UN’APOCALISSE POTENZIALE
Trovo ci sia qualcosa di decisamente bizzarro nel modo in cui noi umani ordiniamo, in base alla loro importanza relativa, le vicende del nostro tempo. Consideriamo il caso di una persona che, come chiunque tra noi, si alzi la mattina un po’ assonnata e accenda la radio per ascoltare il notiziario in attesa che il caffè renda il tutto meno nebuloso. Cosa sentirebbe? Alle porte di una delle più importanti capitali del Medio Oriente, Damasco, si vive una drammatica emergenza, in cui la popolazione civile è vittima di bombardamenti senza sosta e che non risparmiano nemmeno i bambini. Più vicino a noi si è consumata una terribile strage nella quale due bambine sono state uccise e una donna ferita dal solito padre e marito padrone non in grado di affrontare pacificamente la conclusione di una relazione, oltreché ben armato. Di fronte a noi, nel futuro immediato, una tornata elettorale tra le più confuse della storia repubblicana annuncia rischi di incertezza politica, perfino di ingovernabilità del Paese. Eppure ben diversa è la notizia che il nostro non troppo ipotetico concittadino sentirebbe per prima, perché in questi giorni i notiziari non parlano che di centimetri di neve e di freddo. La linea viene presto passata a «inviati sul terreno» che, con un linguaggio e un’enfasi più adatti a teatri di guerra, riportano una situazione certamente grave, ma probabilmente non seria. Non almeno a chi si periti di fare qualche confronto.

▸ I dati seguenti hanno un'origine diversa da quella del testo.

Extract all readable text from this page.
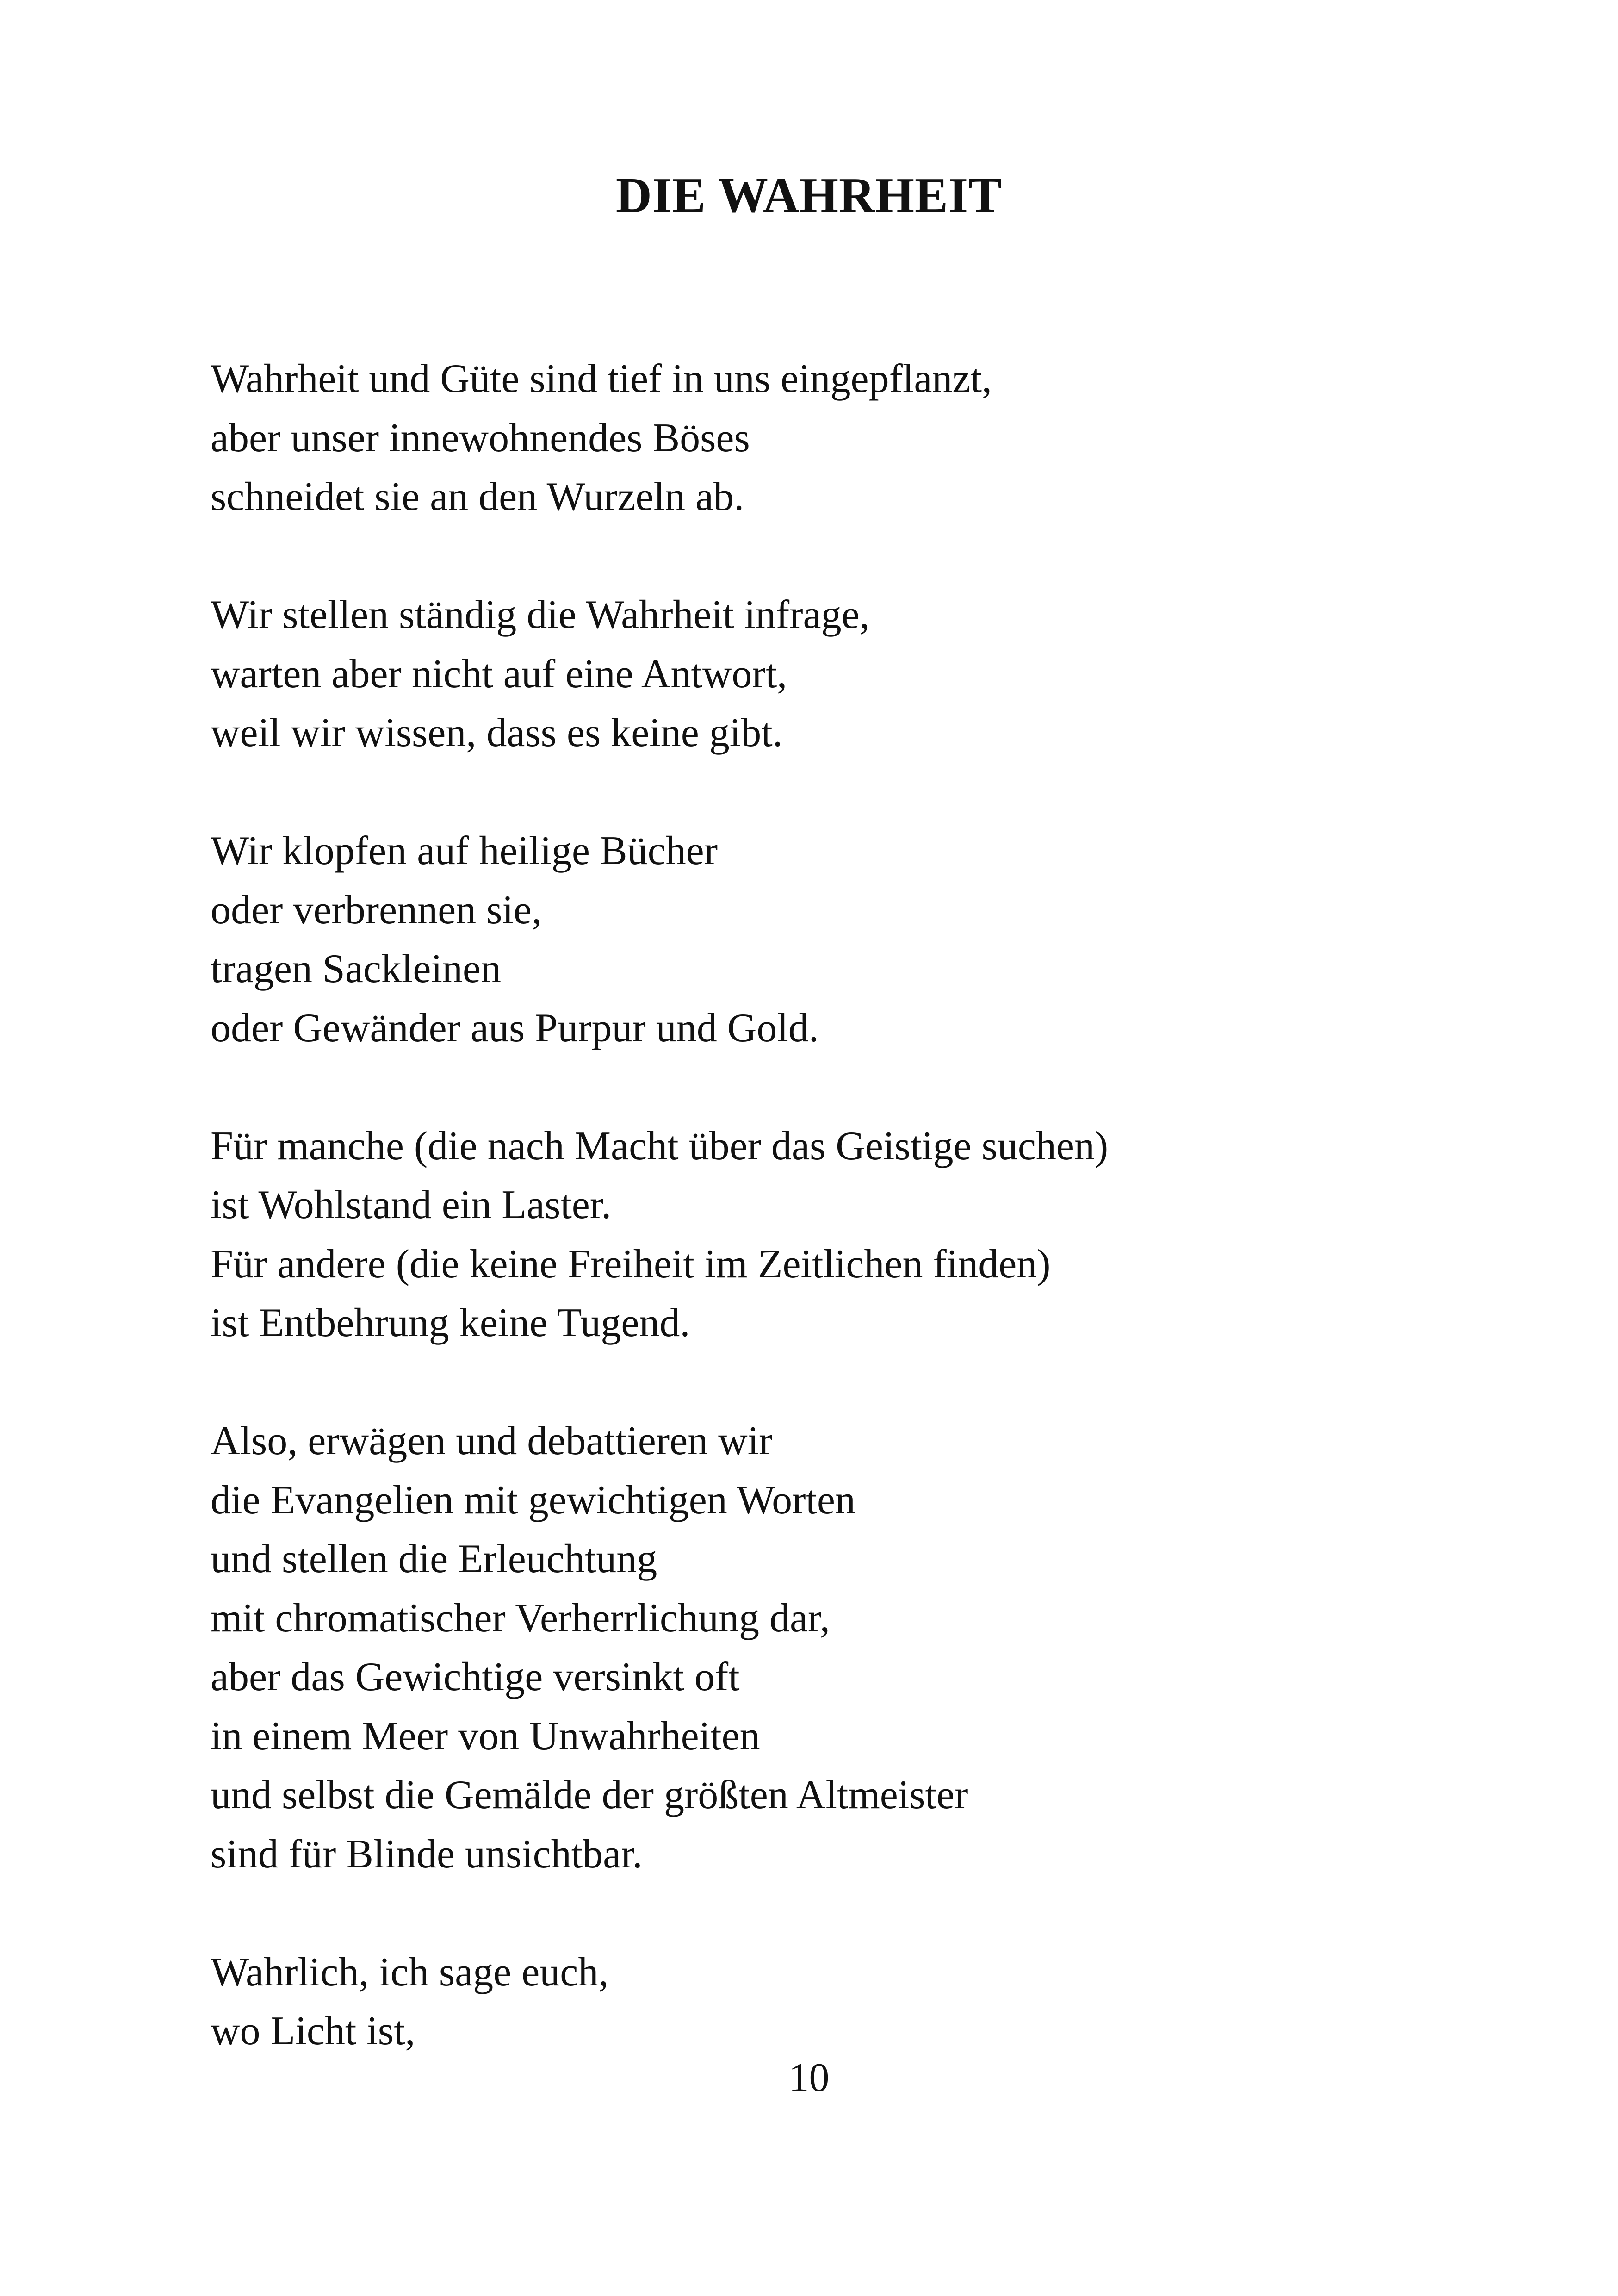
DIE WAHRHEIT
Wahrheit und Güte sind tief in uns eingepflanzt,
aber unser innewohnendes Böses
schneidet sie an den Wurzeln ab.
Wir stellen ständig die Wahrheit infrage,
warten aber nicht auf eine Antwort,
weil wir wissen, dass es keine gibt.
Wir klopfen auf heilige Bücher
oder verbrennen sie,
tragen Sackleinen
oder Gewänder aus Purpur und Gold.
Für manche (die nach Macht über das Geistige suchen)
ist Wohlstand ein Laster.
Für andere (die keine Freiheit im Zeitlichen finden)
ist Entbehrung keine Tugend.
Also, erwägen und debattieren wir
die Evangelien mit gewichtigen Worten
und stellen die Erleuchtung
mit chromatischer Verherrlichung dar,
aber das Gewichtige versinkt oft
in einem Meer von Unwahrheiten
und selbst die Gemälde der größten Altmeister
sind für Blinde unsichtbar.
Wahrlich, ich sage euch,
wo Licht ist,
10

Eppure, al di là di tale constatazione, a chi abbia qualche anno in più tutto ciò sembra davvero inedito. Il segno di un cambiamento di sensibilità che, a ben vedere, si rivela costituito da due aspetti solo apparentemente contradditori. Il primo è che sembra che siamo diventati tutti più sensibili e morbosamente attenti alle più infime fonti di rischio. Rispetto a un passato non troppo lontano, oggi basta poco per spingerci subito a cercare di cautelarci: chiudendo le scuole, fermando i mezzi pubblici, suggerendo ai concittadini di cambiare comportamenti a rischio. Il secondo, invece, mostra che, nonostante e forse proprio in virtù di tutte queste cautele, siamo sempre meno capaci, o forse meno disponibili, ad affrontare difficoltà anche tutto sommato modeste. Così tendiamo a interpretare qualche centimetro di neve come l’inizio di una potenziale apocalisse, o di un’imminente glaciazione, piuttosto che come l’occasione per fare a palle di neve. Ma in effetti, in giro, di bambini ce ne sono sempre di meno.